As solidarity had been channelled through male industrial action on the docks throughout the twentieth century, pride dominated men’s narratives of the dispute. The expression of pride related to overcoming shared negative emotions such as fear, yet solidarity itself only extended to those who expressed these emotions in line with expectations of behaviour. A politicized sense of pride regulated the boundaries of masculinity by defining who was worth fighting for. The examples I explored in this chapter showed that acknowledging fear was acceptable only when used as a reason to keep fighting. The severity of the situation in the 1990s meant that adhering to this expectation was not straightforward and explained why some MDHC men had questioned whether Torside employees were included within established notions of pride. Women had understood the value of fighting the employer but their role in this fight, and within understandings of solidarity, had centred on caring for a family. The dispute forced these gender roles to be reassessed. The encroachment of the MDHC’s managerial practices into the family home led women to express anger that created space for them to form new connections with other women. These connections led to the formation of WOW. The transgression that WOW represented had to be reconciled by emphasizing certain aspects of masculinity and femininity while de-emphasizing others.
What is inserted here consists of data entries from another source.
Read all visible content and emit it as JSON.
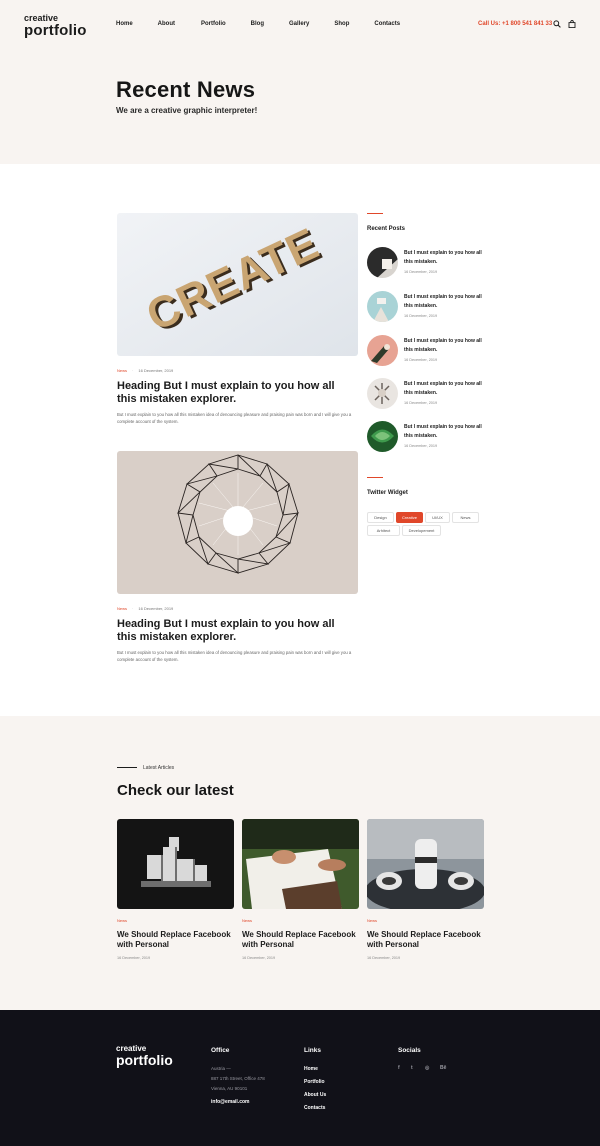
{
  "header": {
    "logo_small": "creative",
    "logo_big": "portfolio",
    "nav": [
      "Home",
      "About",
      "Portfolio",
      "Blog",
      "Gallery",
      "Shop",
      "Contacts"
    ],
    "call": "Call Us: +1 800 541 841 33",
    "icons": [
      "search-icon",
      "shopping-bag-icon"
    ]
  },
  "hero": {
    "title": "Recent News",
    "subtitle": "We are a creative graphic interpreter!"
  },
  "posts": [
    {
      "image_text": "CREATE",
      "category": "News",
      "date": "16 December, 2019",
      "title": "Heading But I must explain to you how all this mistaken explorer.",
      "text": "But I must explain to you how all this mistaken idea of denouncing pleasure and praising pain was born and I will give you a complete account of the system."
    },
    {
      "category": "News",
      "date": "16 December, 2019",
      "title": "Heading But I must explain to you how all this mistaken explorer.",
      "text": "But I must explain to you how all this mistaken idea of denouncing pleasure and praising pain was born and I will give you a complete account of the system."
    }
  ],
  "sidebar": {
    "recent_title": "Recent Posts",
    "recent_posts": [
      {
        "title": "But I must explain to you how all this mistaken.",
        "date": "16 December, 2019"
      },
      {
        "title": "But I must explain to you how all this mistaken.",
        "date": "16 December, 2019"
      },
      {
        "title": "But I must explain to you how all this mistaken.",
        "date": "16 December, 2019"
      },
      {
        "title": "But I must explain to you how all this mistaken.",
        "date": "16 December, 2019"
      },
      {
        "title": "But I must explain to you how all this mistaken.",
        "date": "16 December, 2019"
      }
    ],
    "widget_title": "Twitter Widget",
    "tags": [
      "Design",
      "Creative",
      "UI/UX",
      "News",
      "Arhitect",
      "Developement"
    ],
    "active_tag": "Creative"
  },
  "latest": {
    "label": "Latest Articles",
    "title": "Check our latest",
    "cards": [
      {
        "category": "News",
        "title": "We Should Replace Facebook with Personal",
        "date": "16 December, 2019"
      },
      {
        "category": "News",
        "title": "We Should Replace Facebook with Personal",
        "date": "16 December, 2019"
      },
      {
        "category": "News",
        "title": "We Should Replace Facebook with Personal",
        "date": "16 December, 2019"
      }
    ]
  },
  "footer": {
    "logo_small": "creative",
    "logo_big": "portfolio",
    "office_title": "Office",
    "office_lines": [
      "Austria —",
      "887 17th Street, Office 478",
      "Vienna, AU 90101"
    ],
    "email": "info@email.com",
    "links_title": "Links",
    "links": [
      "Home",
      "Portfolio",
      "About Us",
      "Contacts"
    ],
    "socials_title": "Socials",
    "socials": [
      {
        "icon": "facebook-icon",
        "glyph": "f"
      },
      {
        "icon": "twitter-icon",
        "glyph": "t"
      },
      {
        "icon": "dribbble-icon",
        "glyph": "◎"
      },
      {
        "icon": "behance-icon",
        "glyph": "Bē"
      }
    ]
  },
  "colors": {
    "accent": "#e0472a",
    "cream": "#f8f4f1",
    "dark": "#111118"
  }
}
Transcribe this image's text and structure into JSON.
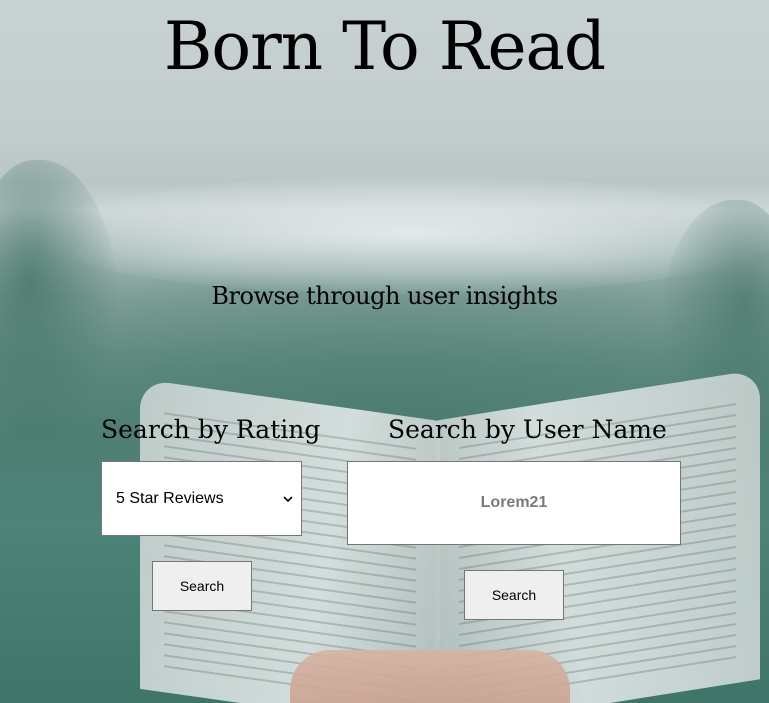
{
  "header": {
    "title": "Born To Read",
    "subtitle": "Browse through user insights"
  },
  "rating_search": {
    "label": "Search by Rating",
    "selected_option": "5 Star Reviews",
    "button_label": "Search"
  },
  "user_search": {
    "label": "Search by User Name",
    "placeholder": "Lorem21",
    "button_label": "Search"
  },
  "icons": {
    "select_chevron": "chevron-down-icon"
  }
}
For men, dignity was located primarily in taking a stand and fighting for future generations as opposed to earning money. For women, their dignity was located in supporting this cause and being able to communicate it to others in order to gain support. Therefore, emotions remained gendered when expressing the impact of the dispute despite the ways that expectations of behaviour had evolved.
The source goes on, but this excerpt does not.